The importance of agility to the modern enterprise
Competition between businesses and expectations from consumers are greater than ever. This means that in order to thrive, enterprises must be able to iterate, innovate, and adapt rapidly. Whether this means adding functionality to a software product, rolling out an IoT initiative, providing enhanced service to your customers (e.g. as an MSP), or any number of other opportunities; the costs of not being able to “strike while the iron is hot” are high. If you don’t quickly exploit an opportunity, you can be sure your competitors will.
The custom hardware and the WAN as a bottleneck
Often, IT infrastructure is at the heart of innovation. Whether it is driving collaboration and development, or actually part of the service itself (e.g. for MSPs, SaaS apps, etc.), having the underlying network infrastructure in place to facilitate your progress is a must.
Unfortunately, many enterprises find that core pieces of their network and WAN infrastructure consist of customized hardware. Why is this a problem? Because rollouts that depend on significantly modifying the infrastructure can take months or even years. If the hardware you need is available on the market, and you’re aggressive in sourcing it and planning the rollout, a few months is realistic. If you have to wait for new functionality to be added by way of a hardware change, firmware update, or new operating system, time to market could realistically be measured in years. This can mean huge bottlenecks preventing improvements and innovation for enterprises and service providers.

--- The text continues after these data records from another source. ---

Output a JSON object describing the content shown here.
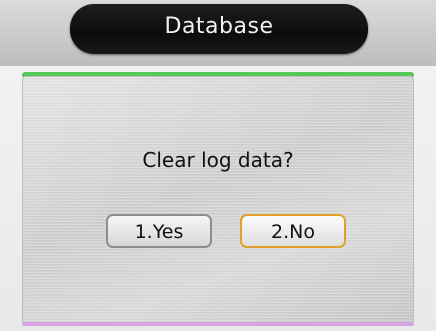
{
  "header": {
    "title": "Database"
  },
  "dialog": {
    "prompt": "Clear log data?",
    "buttons": [
      {
        "label": "1.Yes",
        "state": "normal"
      },
      {
        "label": "2.No",
        "state": "focused"
      }
    ]
  },
  "colors": {
    "title_bar": "#111111",
    "focus_border": "#e0a12a",
    "accent_top": "#56c85a",
    "accent_bottom": "#d7a3e0"
  }
}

How is this solved? By taking a software-defined approach to networking and the WAN. Doing so decouples your dependence on custom hardware and enables the use of commodity servers and whitebox switches. With a software-defined paradigm, fundamental change can happen in weeks with proof of concepts being done in days.

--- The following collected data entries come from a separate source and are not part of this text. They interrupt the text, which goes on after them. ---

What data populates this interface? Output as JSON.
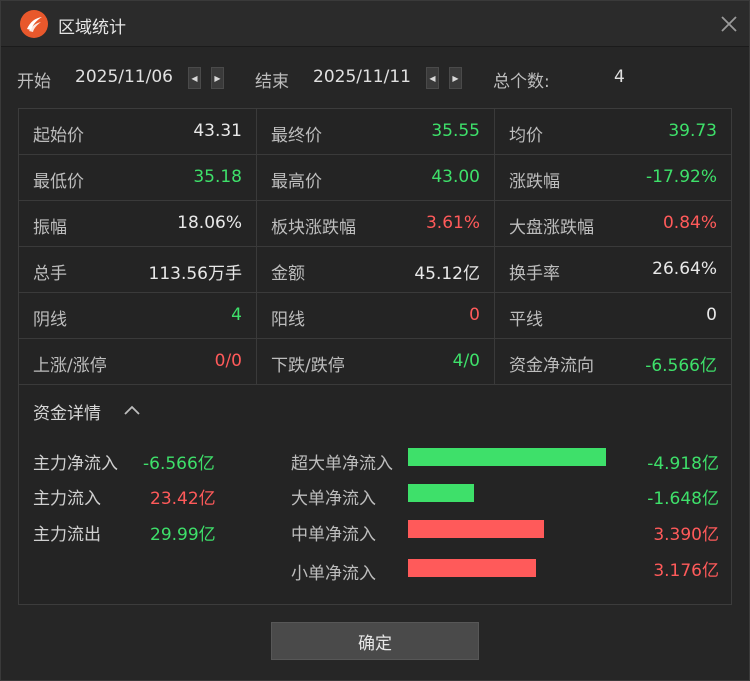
{
  "window": {
    "title": "区域统计"
  },
  "range": {
    "start_label": "开始",
    "start_value": "2025/11/06",
    "end_label": "结束",
    "end_value": "2025/11/11",
    "count_label": "总个数:",
    "count_value": "4"
  },
  "stats": [
    [
      {
        "label": "起始价",
        "value": "43.31",
        "color": "white"
      },
      {
        "label": "最终价",
        "value": "35.55",
        "color": "green"
      },
      {
        "label": "均价",
        "value": "39.73",
        "color": "green"
      }
    ],
    [
      {
        "label": "最低价",
        "value": "35.18",
        "color": "green"
      },
      {
        "label": "最高价",
        "value": "43.00",
        "color": "green"
      },
      {
        "label": "涨跌幅",
        "value": "-17.92%",
        "color": "green"
      }
    ],
    [
      {
        "label": "振幅",
        "value": "18.06%",
        "color": "white"
      },
      {
        "label": "板块涨跌幅",
        "value": "3.61%",
        "color": "red"
      },
      {
        "label": "大盘涨跌幅",
        "value": "0.84%",
        "color": "red"
      }
    ],
    [
      {
        "label": "总手",
        "value": "113.56万手",
        "color": "white"
      },
      {
        "label": "金额",
        "value": "45.12亿",
        "color": "white"
      },
      {
        "label": "换手率",
        "value": "26.64%",
        "color": "white"
      }
    ],
    [
      {
        "label": "阴线",
        "value": "4",
        "color": "green"
      },
      {
        "label": "阳线",
        "value": "0",
        "color": "red"
      },
      {
        "label": "平线",
        "value": "0",
        "color": "white"
      }
    ],
    [
      {
        "label": "上涨/涨停",
        "value": "0/0",
        "color": "red"
      },
      {
        "label": "下跌/跌停",
        "value": "4/0",
        "color": "green"
      },
      {
        "label": "资金净流向",
        "value": "-6.566亿",
        "color": "green"
      }
    ]
  ],
  "funds": {
    "title": "资金详情",
    "left": [
      {
        "label": "主力净流入",
        "value": "-6.566亿",
        "color": "green"
      },
      {
        "label": "主力流入",
        "value": "23.42亿",
        "color": "red"
      },
      {
        "label": "主力流出",
        "value": "29.99亿",
        "color": "green"
      }
    ],
    "flows": [
      {
        "label": "超大单净流入",
        "value": "-4.918亿",
        "amount": -4.918,
        "color": "green"
      },
      {
        "label": "大单净流入",
        "value": "-1.648亿",
        "amount": -1.648,
        "color": "green"
      },
      {
        "label": "中单净流入",
        "value": "3.390亿",
        "amount": 3.39,
        "color": "red"
      },
      {
        "label": "小单净流入",
        "value": "3.176亿",
        "amount": 3.176,
        "color": "red"
      }
    ]
  },
  "colors": {
    "green": "#3ee06a",
    "red": "#ff5a5a"
  },
  "ok_label": "确定"
}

How SD-WAN brings agility and performance to the enterprise WAN
How can enterprises enable this software-defined approach on their networks? By moving away from a hardware-based approach to network and WAN connectivity and adopting solutions like SD-WAN and SDN (software-defined networking) to decouple their network performance from any given piece of hardware. SDWaaS is particularly useful here as it is a holistic WAN solution that not only enables policy-based routing and the use of multiple transport methods (xDSL, 4G LTE, etc.), it also helps reduce dependence on expensive and complex appliances for connectivity and security. Since it is truly cloud-native, SDWaaS brings the scalability of the cloud to the WAN. Additionally, it is able to do so without compromising reliability as SDWaaS providers offer a private, SLA-backed backbone that is supported by Tier 1 ISPs.
What about NFV?
At this point, if you’ve been keeping up with WAN trends over the last few years, you may be asking where NFV (Network Functions Virtualization) fits in. For a time, it seemed like NFV was the tech that was going to bring agility to the enterprise WAN. However, disjointed standards and single-vendor solutions have led to less than stellar results. The NFV of today looks very similar to managed and hosted firewalls of the past. As customers still need to pay for and manage a number of cloud or hardware appliances, NFV does bring the agility and scalability enterprises need.
However, where NFV failed, SDWaaS (sometimes referred to as cloud-native SD-WAN) can succeed. This is because SDWaaS offers a full security stack baked-in to the underlying WAN infrastructure. This means, with SDWaaS, enterprises can maximize their flexibility without compromising their security.
SDWaaS helps enterprises avoid bottlenecks and optimize performance As we have seen, customized hardware can create bottlenecks that stifle innovation and performance enhancements for enterprises and service providers. If you are dependent on hardware updates and new hardware rollouts in order to be able to innovate, you can expect non-trivial bottlenecks along the way. By shifting away from a hardware-focused paradigm and adopting technologies like SDN and SDWaaS, enterprises and service providers can help ensure that they are capable of scaling and innovating at speeds that keep them ahead of the curve in today’s competitive business landscape.